RET-activating gene alterations are present in 1%–2% of non-small cell lung cancers. Therapeutics that specifically and effectively target these RET alterations have recently been approved. Broad-based genomic testing, inclusive of RET fusions, is recommended by National Comprehensive Cancer Network (NCCN) and ASCO/AMP/CAP guidelines for patients with advanced non-small cell lung cancer, but screening patients for such rare biomarkers in drug development can be impractical and costly. Here, we develop and validate a deep neural network pipeline to detect RET alterations from readily available hematoxylin and eosin (H&E)-stained images. As the pipeline is intended for prescreening and sample prioritization for genomic testing for RET fusions during drug development, 100% sensitivity was a primary objective to ensure that no RET fusion-positive samples were missed. In total, 523 images were used for model development and partitioned for training (70%), validation (15%), and testing (15%).

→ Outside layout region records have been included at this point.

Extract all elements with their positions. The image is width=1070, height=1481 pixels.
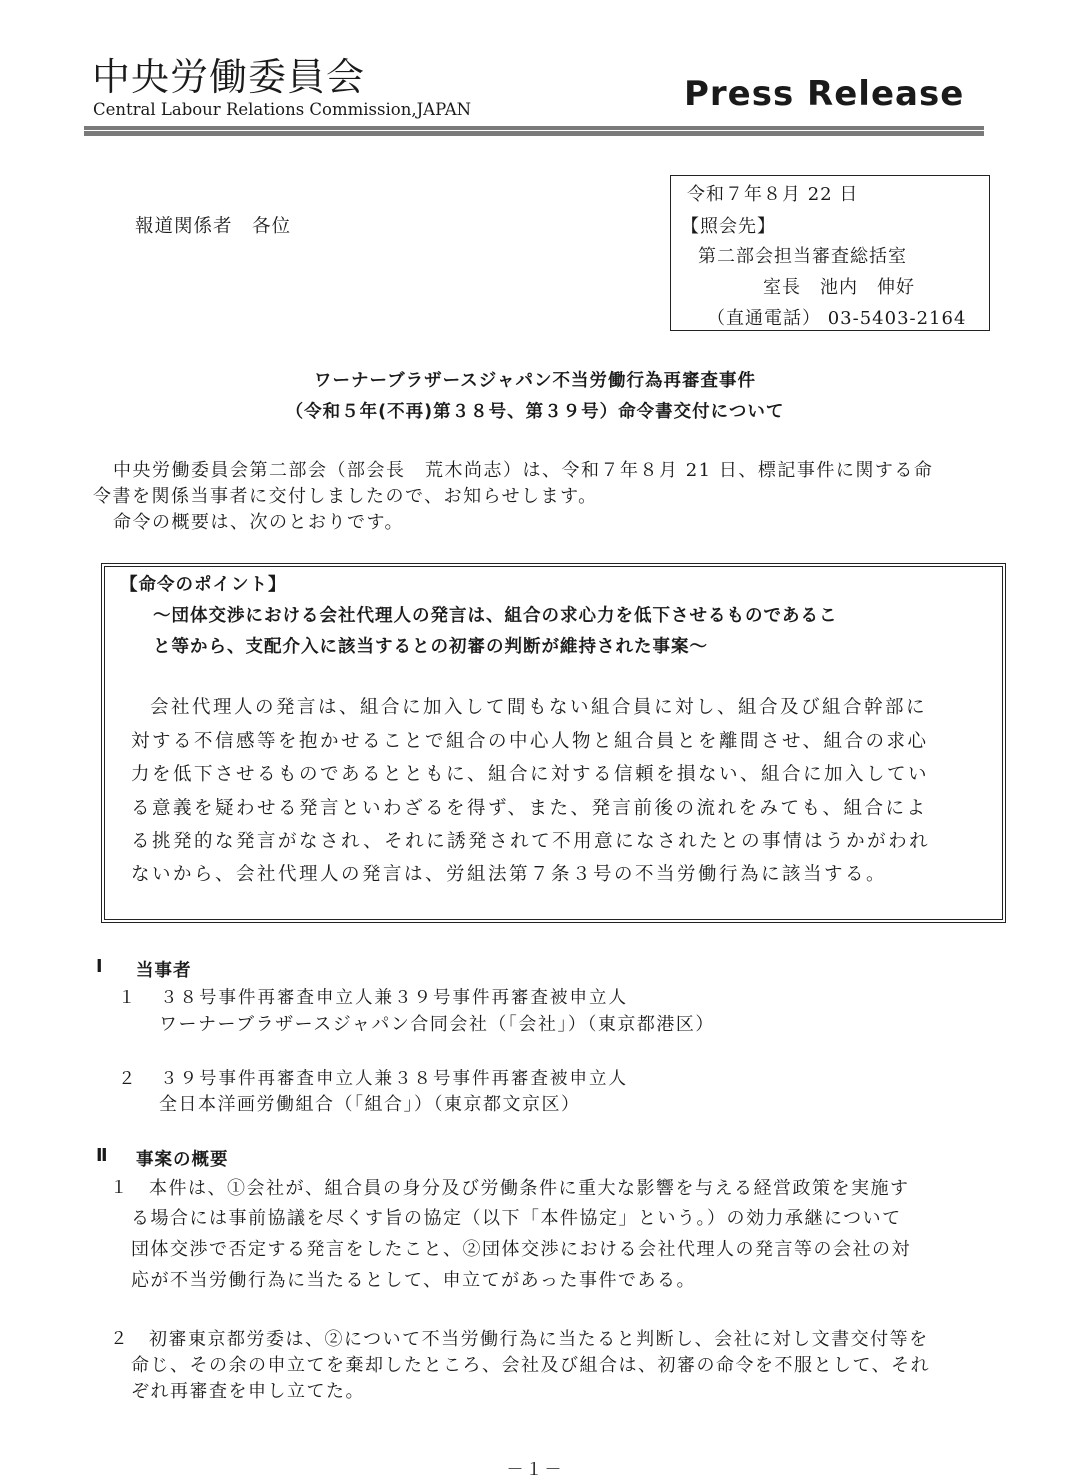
contact-phone: （直通電話） 03-5403-2164 bbox=[707, 308, 967, 329]
summary2-line: ぞれ再審査を申し立てた。 bbox=[131, 1381, 365, 1402]
party2-number: ２ bbox=[118, 1069, 136, 1089]
party2-name: 全日本洋画労働組合（「組合」）（東京都文京区） bbox=[159, 1094, 581, 1115]
intro-line3: 命令の概要は、次のとおりです。 bbox=[113, 512, 405, 533]
intro-line2: 令書を関係当事者に交付しましたので、お知らせします。 bbox=[93, 486, 598, 507]
section1-heading: 当事者 bbox=[136, 961, 192, 981]
release-date: 令和７年８月 22 日 bbox=[687, 184, 859, 205]
org-name-jp: 中央労働委員会 bbox=[92, 55, 366, 99]
section2-numeral: Ⅱ bbox=[96, 1146, 108, 1166]
point-body-line: 力を低下させるものであるとともに、組合に対する信頼を損ない、組合に加入してい bbox=[131, 764, 930, 785]
point-body-line: ないから、会社代理人の発言は、労組法第７条３号の不当労働行為に該当する。 bbox=[131, 864, 888, 885]
point-body-line: る意義を疑わせる発言といわざるを得ず、また、発言前後の流れをみても、組合によ bbox=[131, 798, 928, 819]
document-title-line2: （令和５年(不再)第３８号、第３９号）命令書交付について bbox=[285, 402, 785, 422]
point-body-line: 会社代理人の発言は、組合に加入して間もない組合員に対し、組合及び組合幹部に bbox=[150, 697, 928, 718]
summary1-line: 応が不当労働行為に当たるとして、申立てがあった事件である。 bbox=[131, 1270, 696, 1291]
point-summary-line2: と等から、支配介入に該当するとの初審の判断が維持された事案～ bbox=[153, 637, 708, 657]
intro-line1: 中央労働委員会第二部会（部会長 荒木尚志）は、令和７年８月 21 日、標記事件に関する命 bbox=[113, 460, 934, 481]
header-divider-thick bbox=[84, 131, 984, 136]
party1-number: １ bbox=[118, 988, 136, 1008]
contact-office: 第二部会担当審査総括室 bbox=[698, 246, 907, 267]
section2-heading: 事案の概要 bbox=[136, 1150, 229, 1170]
contact-heading: 【照会先】 bbox=[681, 216, 776, 237]
summary2-line: 命じ、その余の申立てを棄却したところ、会社及び組合は、初審の命令を不服として、それ bbox=[131, 1355, 931, 1376]
party2-role: ３９号事件再審査申立人兼３８号事件再審査被申立人 bbox=[160, 1069, 628, 1089]
party1-name: ワーナーブラザースジャパン合同会社（「会社」）（東京都港区） bbox=[159, 1014, 715, 1035]
header-divider bbox=[84, 126, 984, 130]
point-summary-line1: ～団体交渉における会社代理人の発言は、組合の求心力を低下させるものであるこ bbox=[153, 606, 838, 626]
document-title-line1: ワーナーブラザースジャパン不当労働行為再審査事件 bbox=[314, 371, 756, 391]
summary1-line: る場合には事前協議を尽くす旨の協定（以下「本件協定」という。）の効力承継について bbox=[131, 1208, 902, 1229]
summary1-line: 本件は、①会社が、組合員の身分及び労働条件に重大な影響を与える経営政策を実施す bbox=[149, 1178, 910, 1199]
point-body-line: 対する不信感等を抱かせることで組合の中心人物と組合員とを離間させ、組合の求心 bbox=[131, 731, 929, 752]
section1-numeral: Ⅰ bbox=[96, 957, 103, 977]
point-body-line: る挑発的な発言がなされ、それに誘発されて不用意になされたとの事情はうかがわれ bbox=[131, 831, 931, 852]
page-number: －１－ bbox=[506, 1460, 564, 1480]
summary2-number: ２ bbox=[110, 1329, 128, 1349]
addressee: 報道関係者 各位 bbox=[135, 216, 292, 237]
summary1-line: 団体交渉で否定する発言をしたこと、②団体交渉における会社代理人の発言等の会社の対 bbox=[131, 1239, 911, 1260]
point-box-heading: 【命令のポイント】 bbox=[120, 575, 287, 595]
summary1-number: １ bbox=[110, 1178, 128, 1198]
summary2-line: 初審東京都労委は、②について不当労働行為に当たると判断し、会社に対し文書交付等を bbox=[149, 1329, 929, 1350]
contact-person: 室長 池内 伸好 bbox=[763, 277, 915, 298]
org-name-en: Central Labour Relations Commission,JAPAN bbox=[93, 100, 472, 119]
press-release-label: Press Release bbox=[684, 74, 965, 114]
contact-box bbox=[670, 175, 990, 331]
party1-role: ３８号事件再審査申立人兼３９号事件再審査被申立人 bbox=[160, 988, 628, 1008]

The approach resulted in 100% sensitivity and 72.4% specificity, corresponding to an area under receiver operating characteristic curve (AUROC) of 0.86 on the test set. An additional dataset of 121 images was used for an independent blind assessment. The overall sensitivity of the model on the second independent dataset was 100% with a 63.3% specificity and an AUROC of 0.82. All 20 RET fusion-positive cases in this dataset were correctly detected with no false negative cases and 36 false positive cases in the blind dataset. These findings suggest deep learning can be used as a complementary method to prescreen H&E-stained images and enhance the rate of RET alteration positivity in subsequent genomic testing.